Лаборатория Счастья
Руслан Галеев(с) LZ 129 «Гинденбург» 1930
Большой гонг, это огромных размеров колокол, закрепленный под днищем судейского дирижабля-катамарана. Поскольку в этом году обеспечением Большого Трофи занимались парни из области Океана, то гонг закрепили под "Ионой" - дирижаблем странной формы, словно две обычные металлические бочки рисовал Дали, заставив их выгибаться в искаженной геометрии своих картин. В позапрошлом году этот же колокол нес "Дельфин" наших спасателей – единственный наш дирижабль, названием соответствующий скорее области Океана, чем нашим полярным широтам.
В этот раз, мы увидим колокол только на фотографиях, поскольку ударом Большого Гонга объявляется старт этапа. А значит сейчас "Иона" парит где-то в районе Кладбища Кладбищ.
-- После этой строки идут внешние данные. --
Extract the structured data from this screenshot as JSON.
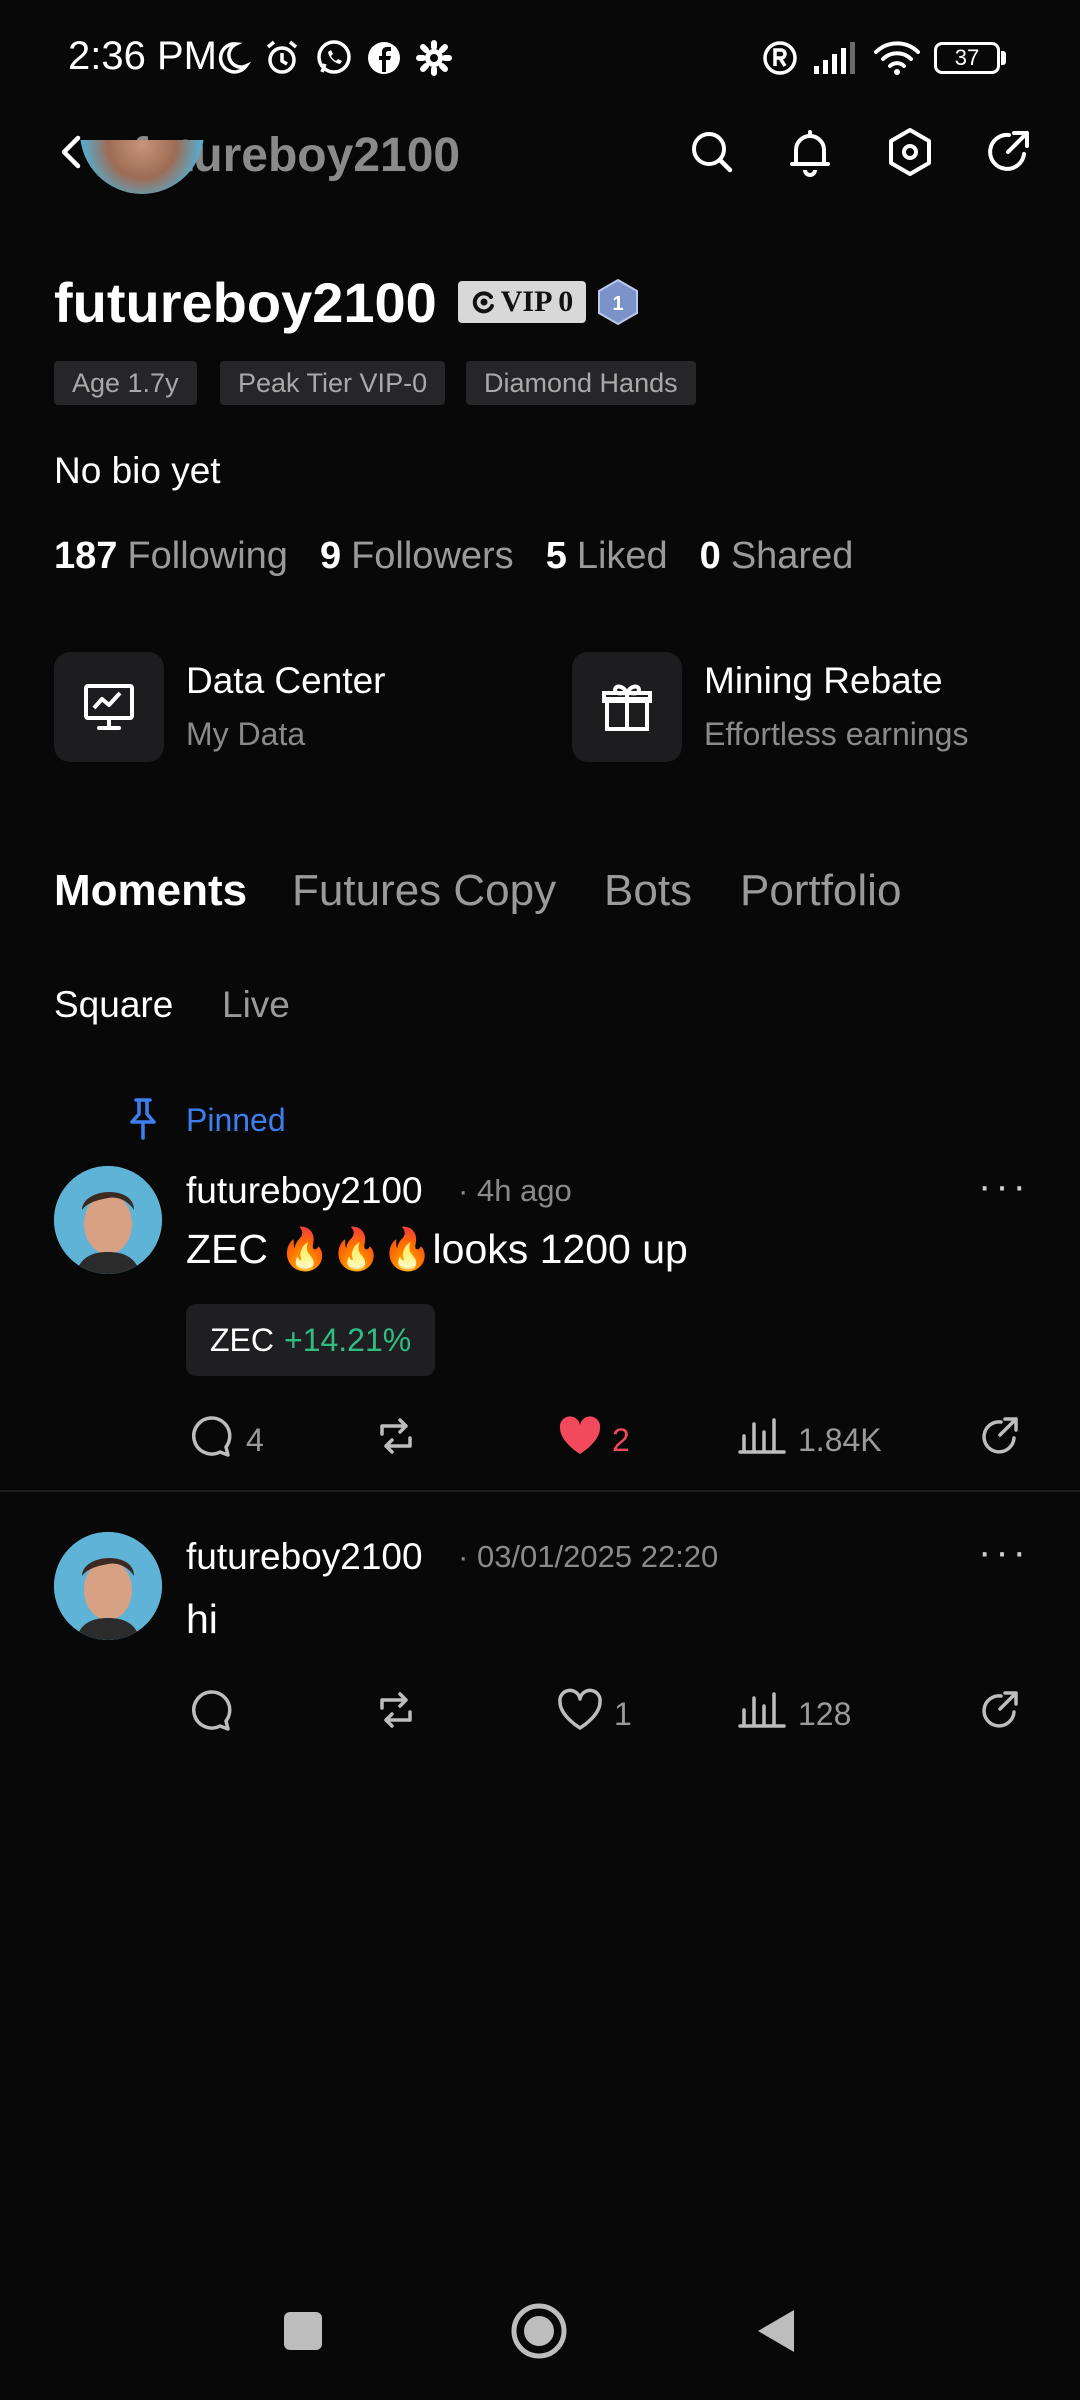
{
  "status_bar": {
    "time": "2:36 PM",
    "battery": "37",
    "icons": [
      "moon-icon",
      "alarm-icon",
      "whatsapp-icon",
      "facebook-icon",
      "settings-icon",
      "registered-icon",
      "signal-icon",
      "wifi-icon"
    ]
  },
  "header": {
    "title": "futureboy2100",
    "icons": [
      "back-icon",
      "search-icon",
      "bell-icon",
      "hexagon-settings-icon",
      "share-icon"
    ]
  },
  "profile": {
    "username": "futureboy2100",
    "vip_label": "VIP 0",
    "level": "1",
    "tags": [
      "Age 1.7y",
      "Peak Tier VIP-0",
      "Diamond Hands"
    ],
    "bio": "No bio yet",
    "stats": [
      {
        "value": "187",
        "label": "Following"
      },
      {
        "value": "9",
        "label": "Followers"
      },
      {
        "value": "5",
        "label": "Liked"
      },
      {
        "value": "0",
        "label": "Shared"
      }
    ]
  },
  "tiles": [
    {
      "title": "Data Center",
      "subtitle": "My Data",
      "icon": "chart-monitor-icon"
    },
    {
      "title": "Mining Rebate",
      "subtitle": "Effortless earnings",
      "icon": "gift-icon"
    }
  ],
  "tabs": [
    "Moments",
    "Futures Copy",
    "Bots",
    "Portfolio"
  ],
  "active_tab": "Moments",
  "subtabs": [
    "Square",
    "Live"
  ],
  "active_subtab": "Square",
  "posts": [
    {
      "pinned_label": "Pinned",
      "author": "futureboy2100",
      "time": "4h ago",
      "text": "ZEC 🔥🔥🔥looks 1200 up",
      "ticker": {
        "symbol": "ZEC",
        "change": "+14.21%"
      },
      "comments": "4",
      "likes": "2",
      "views": "1.84K",
      "liked": true
    },
    {
      "author": "futureboy2100",
      "time": "03/01/2025 22:20",
      "text": "hi",
      "comments": "",
      "likes": "1",
      "views": "128",
      "liked": false
    }
  ],
  "separator": "·",
  "more": "···",
  "colors": {
    "background": "#080808",
    "accent_blue": "#3d7ef0",
    "positive_green": "#2ebd85",
    "like_red": "#f2495d"
  }
}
Там начнется второй этап Трофи.
Распахивается дверь из коридора общежития, и телеграфист Волик Прашкевич по прозвищу Птица Говорун, прижимая рукой дыхательную маску, кричит во всю силу легких:
- Го-о-о-о-о-онг!
Все вдруг вскакивают со своих мест, множа вопль телеграфиста. И вот уже мы с Мэдмэпом, забыв разногласия, скачем вокруг счастливо-смеющегося Буханыча и выкрикиваем "Го-о-о-о-онг!" в две глотки, а Могвай выплясывает что-то среднее между устрашающим танцем регбистов Ямайки и полькой «Мамушкой» из «Семейки Адамс».
Если взглянуть на происходящее не предвзято, то наши действия довольно глупы. Ведь сами дирижабли мы увидим еще очень нескоро: трижды будет выскакивать Птица Говорун с вестями из трех локаций: Старого маяка, Авениды, и Большого Водопада мимо которых пройдет гонка, - прежде чем мы увидим приближающиеся габаритные огни лидера. Но объективность и чувства болельщика так же далеки друг от друга, как модная обувь и гипс. И то и другое одевается на ногу, а толку-то? Ничего общего!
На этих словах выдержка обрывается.